The bad bank was born to find a solution to the real estate problems of the nationalized financial institutions and those who received public aid. In other words, it was created to become the biggest real estate company known until then. There is an inconvenience: behind this company there are obstacles which went unnoticed at the time and could increase the debt of the State.

It has been operative for merely four months, it only has 60 employees, a financial structure made of public and private funds – 300 million Euros in equity and up to 462 million Euros in subordinate debt – and senior bonds for 50.781 million Euros guaranteed by the State. It has a volume of real estate assets close to 51.000 million Euros and 15 years to get rid of them.

Sareb needs to face five difficult problems. First, the lack of human resources. Sources aware of the internal practices in this company warn that 3000 people specialized  in the sale of real estate assets would be needed. Nevertheless, the forecast does not include more than 120 people.

Second, and as a consequence of the lack of staff, Sareb has had to subcontract consulting companies and law firms specialized in carrying out audits on each asset included in the portfolio. Around 200.000, in total, according to the figures provided by the Ministry of Economy, Luis de Guindos, last week in Congress. The hired firms will have four months to analyze all assets individually and to confirm that the assets transferred by the banks equal the current portfolio put on sale.

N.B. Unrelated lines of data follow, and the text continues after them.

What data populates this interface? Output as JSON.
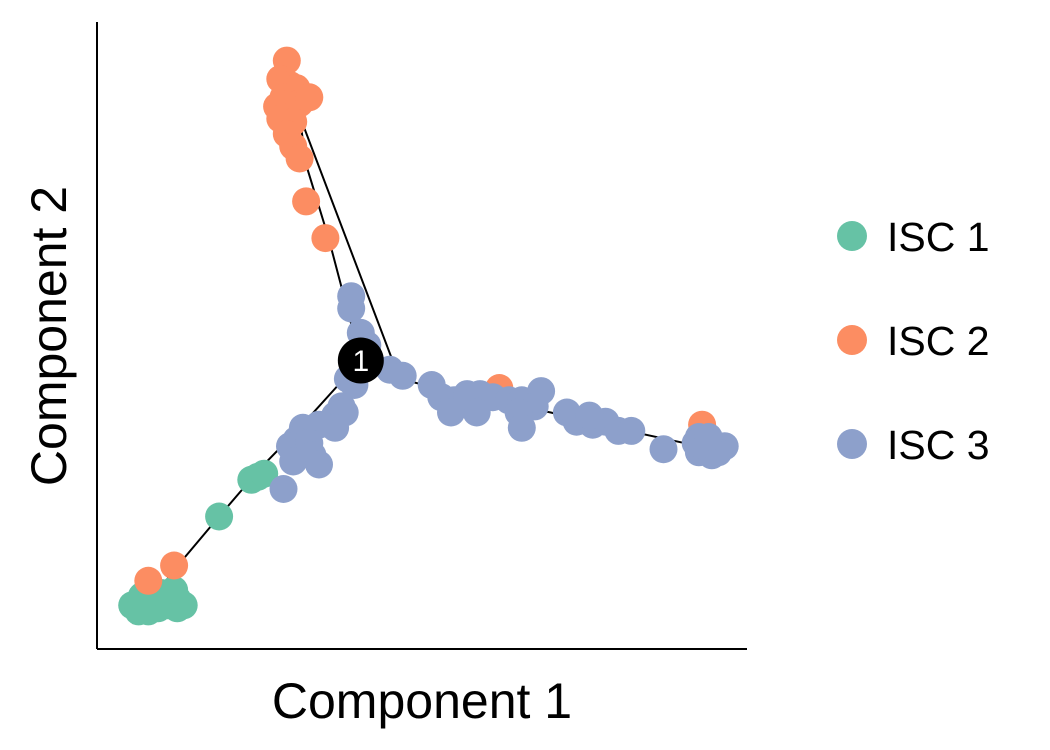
{
  "chart_data": {
    "type": "scatter",
    "xlabel": "Component 1",
    "ylabel": "Component 2",
    "xlim": [
      0,
      100
    ],
    "ylim": [
      0,
      100
    ],
    "grid": false,
    "legend_position": "right",
    "branch_node": {
      "label": "1",
      "x": 40.5,
      "y": 46
    },
    "trajectory": [
      [
        5,
        3
      ],
      [
        12.5,
        13
      ],
      [
        18.5,
        20.5
      ],
      [
        25,
        28.5
      ],
      [
        31,
        35
      ],
      [
        37,
        42
      ],
      [
        40.5,
        46
      ],
      [
        38,
        56
      ],
      [
        35.5,
        66
      ],
      [
        32,
        78
      ],
      [
        31,
        86
      ],
      [
        46.5,
        43
      ],
      [
        58,
        40
      ],
      [
        70,
        37.5
      ],
      [
        82,
        34.5
      ],
      [
        93,
        32
      ]
    ],
    "series": [
      {
        "name": "ISC 1",
        "color": "#66c2a5",
        "points": [
          [
            5,
            6
          ],
          [
            6,
            5
          ],
          [
            7,
            6.5
          ],
          [
            8,
            6
          ],
          [
            9,
            5.5
          ],
          [
            10,
            7
          ],
          [
            11,
            6.5
          ],
          [
            12,
            7
          ],
          [
            13,
            6
          ],
          [
            6.5,
            7.5
          ],
          [
            8.5,
            7.5
          ],
          [
            10.5,
            6
          ],
          [
            7.5,
            5
          ],
          [
            12,
            5.5
          ],
          [
            9.5,
            8
          ],
          [
            11.5,
            8.5
          ],
          [
            18.5,
            20.5
          ],
          [
            23.5,
            26.5
          ],
          [
            24.5,
            27
          ],
          [
            25.5,
            27.5
          ]
        ]
      },
      {
        "name": "ISC 2",
        "color": "#fc8d62",
        "points": [
          [
            7.5,
            10
          ],
          [
            11.5,
            12.5
          ],
          [
            29,
            95
          ],
          [
            28,
            92
          ],
          [
            29.5,
            91
          ],
          [
            30.5,
            90.5
          ],
          [
            28.5,
            89
          ],
          [
            27.5,
            87.5
          ],
          [
            29.5,
            88
          ],
          [
            31,
            88
          ],
          [
            32.5,
            89
          ],
          [
            28,
            85.5
          ],
          [
            30,
            85
          ],
          [
            29,
            83
          ],
          [
            30,
            81
          ],
          [
            31,
            79
          ],
          [
            32,
            72
          ],
          [
            35,
            66
          ],
          [
            62,
            41.5
          ],
          [
            93.5,
            35.5
          ]
        ]
      },
      {
        "name": "ISC 3",
        "color": "#8da0cb",
        "points": [
          [
            39,
            56.5
          ],
          [
            39,
            54.5
          ],
          [
            40.5,
            50.5
          ],
          [
            41.5,
            48.5
          ],
          [
            40,
            46.5
          ],
          [
            38.5,
            43
          ],
          [
            39.5,
            42
          ],
          [
            37.5,
            38.5
          ],
          [
            36.5,
            37
          ],
          [
            38,
            37.5
          ],
          [
            36.5,
            35
          ],
          [
            34,
            35.5
          ],
          [
            31.5,
            35
          ],
          [
            30.5,
            33
          ],
          [
            29.5,
            32
          ],
          [
            32.5,
            32.5
          ],
          [
            33,
            30.5
          ],
          [
            30,
            29.5
          ],
          [
            34,
            29
          ],
          [
            28.5,
            25
          ],
          [
            45,
            44.5
          ],
          [
            47,
            43.5
          ],
          [
            51.5,
            42
          ],
          [
            53,
            40
          ],
          [
            55,
            39.5
          ],
          [
            57,
            40.5
          ],
          [
            59,
            40.5
          ],
          [
            61,
            40
          ],
          [
            63.5,
            39.5
          ],
          [
            65.5,
            39.5
          ],
          [
            68.5,
            41
          ],
          [
            67.5,
            38.5
          ],
          [
            65,
            37.5
          ],
          [
            58.5,
            37.5
          ],
          [
            54.5,
            37.5
          ],
          [
            65.5,
            35
          ],
          [
            72.5,
            37.5
          ],
          [
            74,
            36
          ],
          [
            76.5,
            35.5
          ],
          [
            78.5,
            36
          ],
          [
            80.5,
            34.5
          ],
          [
            82.5,
            34.5
          ],
          [
            76,
            37
          ],
          [
            87.5,
            31.5
          ],
          [
            93,
            33.5
          ],
          [
            94,
            32.5
          ],
          [
            95,
            32
          ],
          [
            96,
            31.5
          ],
          [
            93,
            31
          ],
          [
            95,
            30.5
          ],
          [
            97,
            32
          ],
          [
            96,
            31
          ],
          [
            92.5,
            32.5
          ],
          [
            94.5,
            33.5
          ]
        ]
      }
    ]
  }
}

The third problem Sareb may face is that some of its investors – shareholders or subscribers of subordinate debt might go bankrupt. Sources aware of the operation confessed that this scenario had been considered when creating the company. The shareholders of the bad bank are mainly Spanish banks and insurance companies, as well as some foreign institutions, such as Deutsche Bank and Barclays.

Fourth, the exit of cash from the cash register of the bad bank. In other words, Sareb may have credits to developers who, by agreement, have the right to continue receiving the loan from the institution. The company will then have to renegotiate this loan or to comply with the agreement.

And fifth, the senior debt issued by Sareb to pay the banks that transferred their assets. These bonds, which are guaranteed by the State, could turn into debt from the Spanish state in case it reaches maturity and it has not been paid. These are the bonds given by Sareb to the banks in exchange for their assets, which the banks used to turn to the European Central Bank to obtain liquidity. This debt reaches in total 50.781 million Euros. The Government states that the bad bank will not count as debt from the State as it plans to honor its payments.

In spite of this scenario, sources close to the operation declared that, if the business plan is followed, the senior debt will never count as debt from the State. Sareb plans to obtain a profit of 14% in its 15 years of operation. This year it plans to sell a volume of 1500 million Euros in assets.